I'll likely continue work on this journal page at some point. It could use more collage and paint, but for now I am done.
Having a hard time getting my ass in gear today. I've wasted more time than I'd care to admit. I'm going to regret it later when all the undone things collapse onto my head, but I just can't seem to stick to anything. ADD-ish to the max. Only halfway here. Many things contributing to this I am sure, but one main one. One of my boys is away on a school field trip. Usually myself or the Dh can volunteer to accompany him, but today that did not work out. He doesn't have his own EA, just one young and moderately overwhelmed teacher. I am sure he will do well in coping with the sensory/social/executive function/rigidity type stuff. I feel he's ready. He feels he's ready. But there will be food involved as well. Food? Big deal, right? Very big deal if you have multiple anaphylactic food allergies. Very, big, fat hairy deal if one teeny, little mistake can land you in the hospital or worse.

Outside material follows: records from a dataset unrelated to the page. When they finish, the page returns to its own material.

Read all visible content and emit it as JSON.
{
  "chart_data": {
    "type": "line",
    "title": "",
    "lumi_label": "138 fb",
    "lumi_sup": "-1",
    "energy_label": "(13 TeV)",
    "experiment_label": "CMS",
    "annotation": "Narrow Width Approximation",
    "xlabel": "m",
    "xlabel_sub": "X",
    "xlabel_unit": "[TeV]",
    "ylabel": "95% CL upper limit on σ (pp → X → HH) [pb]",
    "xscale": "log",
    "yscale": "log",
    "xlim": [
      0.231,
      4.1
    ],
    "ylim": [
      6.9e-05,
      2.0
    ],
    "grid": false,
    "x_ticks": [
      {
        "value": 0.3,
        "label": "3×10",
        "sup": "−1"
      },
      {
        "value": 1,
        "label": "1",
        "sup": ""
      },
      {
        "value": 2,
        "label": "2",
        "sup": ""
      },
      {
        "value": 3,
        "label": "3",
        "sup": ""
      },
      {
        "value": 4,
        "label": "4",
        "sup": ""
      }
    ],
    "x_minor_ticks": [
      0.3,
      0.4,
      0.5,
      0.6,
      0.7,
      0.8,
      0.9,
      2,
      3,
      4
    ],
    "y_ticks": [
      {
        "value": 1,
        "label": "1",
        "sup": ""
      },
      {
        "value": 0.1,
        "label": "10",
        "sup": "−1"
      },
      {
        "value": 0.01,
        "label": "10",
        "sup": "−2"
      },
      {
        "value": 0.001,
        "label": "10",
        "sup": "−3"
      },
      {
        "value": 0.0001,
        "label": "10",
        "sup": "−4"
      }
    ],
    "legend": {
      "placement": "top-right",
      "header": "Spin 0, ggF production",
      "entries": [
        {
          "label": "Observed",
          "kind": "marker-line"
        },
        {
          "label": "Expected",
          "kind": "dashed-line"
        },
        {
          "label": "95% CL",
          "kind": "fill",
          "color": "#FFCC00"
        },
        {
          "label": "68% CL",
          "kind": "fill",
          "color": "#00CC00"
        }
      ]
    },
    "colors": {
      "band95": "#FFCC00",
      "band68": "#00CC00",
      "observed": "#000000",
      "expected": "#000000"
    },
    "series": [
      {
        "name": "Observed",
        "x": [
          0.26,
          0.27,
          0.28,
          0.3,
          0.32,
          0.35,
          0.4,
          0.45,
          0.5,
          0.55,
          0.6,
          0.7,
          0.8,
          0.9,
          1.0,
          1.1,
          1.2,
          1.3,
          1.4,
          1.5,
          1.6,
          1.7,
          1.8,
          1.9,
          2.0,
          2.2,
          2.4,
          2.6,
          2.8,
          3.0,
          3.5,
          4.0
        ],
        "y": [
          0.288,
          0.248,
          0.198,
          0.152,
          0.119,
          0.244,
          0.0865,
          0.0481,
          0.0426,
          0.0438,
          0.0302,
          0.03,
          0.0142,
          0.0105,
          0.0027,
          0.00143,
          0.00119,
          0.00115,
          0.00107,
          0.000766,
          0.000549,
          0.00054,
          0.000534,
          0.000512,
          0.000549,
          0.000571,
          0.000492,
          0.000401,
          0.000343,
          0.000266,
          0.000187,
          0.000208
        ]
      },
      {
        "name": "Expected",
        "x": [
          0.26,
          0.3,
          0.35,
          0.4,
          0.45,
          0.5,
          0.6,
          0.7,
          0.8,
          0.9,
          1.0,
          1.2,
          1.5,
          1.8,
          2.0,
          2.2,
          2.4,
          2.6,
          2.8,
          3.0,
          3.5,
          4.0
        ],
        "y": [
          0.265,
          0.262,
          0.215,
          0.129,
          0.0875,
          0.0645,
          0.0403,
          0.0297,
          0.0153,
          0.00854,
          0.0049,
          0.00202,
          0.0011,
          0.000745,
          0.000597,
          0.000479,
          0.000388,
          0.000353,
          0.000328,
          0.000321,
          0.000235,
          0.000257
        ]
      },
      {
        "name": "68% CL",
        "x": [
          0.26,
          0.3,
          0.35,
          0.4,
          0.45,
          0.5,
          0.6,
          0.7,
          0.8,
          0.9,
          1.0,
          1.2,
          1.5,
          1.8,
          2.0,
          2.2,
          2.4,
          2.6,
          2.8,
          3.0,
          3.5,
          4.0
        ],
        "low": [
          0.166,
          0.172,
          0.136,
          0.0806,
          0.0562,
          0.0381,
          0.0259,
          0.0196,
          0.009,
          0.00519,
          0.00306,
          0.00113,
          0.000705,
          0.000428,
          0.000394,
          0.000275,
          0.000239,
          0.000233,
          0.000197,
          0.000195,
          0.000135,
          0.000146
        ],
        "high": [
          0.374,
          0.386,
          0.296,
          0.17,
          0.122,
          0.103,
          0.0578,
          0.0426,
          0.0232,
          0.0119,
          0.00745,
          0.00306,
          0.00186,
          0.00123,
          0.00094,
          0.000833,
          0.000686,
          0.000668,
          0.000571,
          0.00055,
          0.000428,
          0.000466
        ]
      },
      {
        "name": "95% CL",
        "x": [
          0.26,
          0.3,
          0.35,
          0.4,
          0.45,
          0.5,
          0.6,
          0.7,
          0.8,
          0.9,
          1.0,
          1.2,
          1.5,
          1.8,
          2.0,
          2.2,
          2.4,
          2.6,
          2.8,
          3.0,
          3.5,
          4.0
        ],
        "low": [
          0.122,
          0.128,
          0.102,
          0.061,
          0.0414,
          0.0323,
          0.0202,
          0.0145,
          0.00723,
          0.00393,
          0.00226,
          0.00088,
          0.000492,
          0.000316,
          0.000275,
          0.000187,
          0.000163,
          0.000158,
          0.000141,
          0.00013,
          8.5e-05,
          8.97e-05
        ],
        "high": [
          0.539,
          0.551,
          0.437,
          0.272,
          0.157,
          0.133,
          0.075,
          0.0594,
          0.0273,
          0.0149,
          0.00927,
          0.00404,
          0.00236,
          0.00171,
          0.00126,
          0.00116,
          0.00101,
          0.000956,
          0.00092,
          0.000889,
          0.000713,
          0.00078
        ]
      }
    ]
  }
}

So today finds me at a loose end, losing my train of thought, wandering away halfway through a job, unable to really settle to anything or accomplish much. He'll be OK. I know he is ready for this part of it too.
But am I?
Can't wait until the moment when I see him stumping through the snow across the schoolyard, backpack on his back, scowl on his face, weaving to and fro to avoid any possible contact with the other kids as he makes his way to the car (yup, that's muh boy). Safe and sound.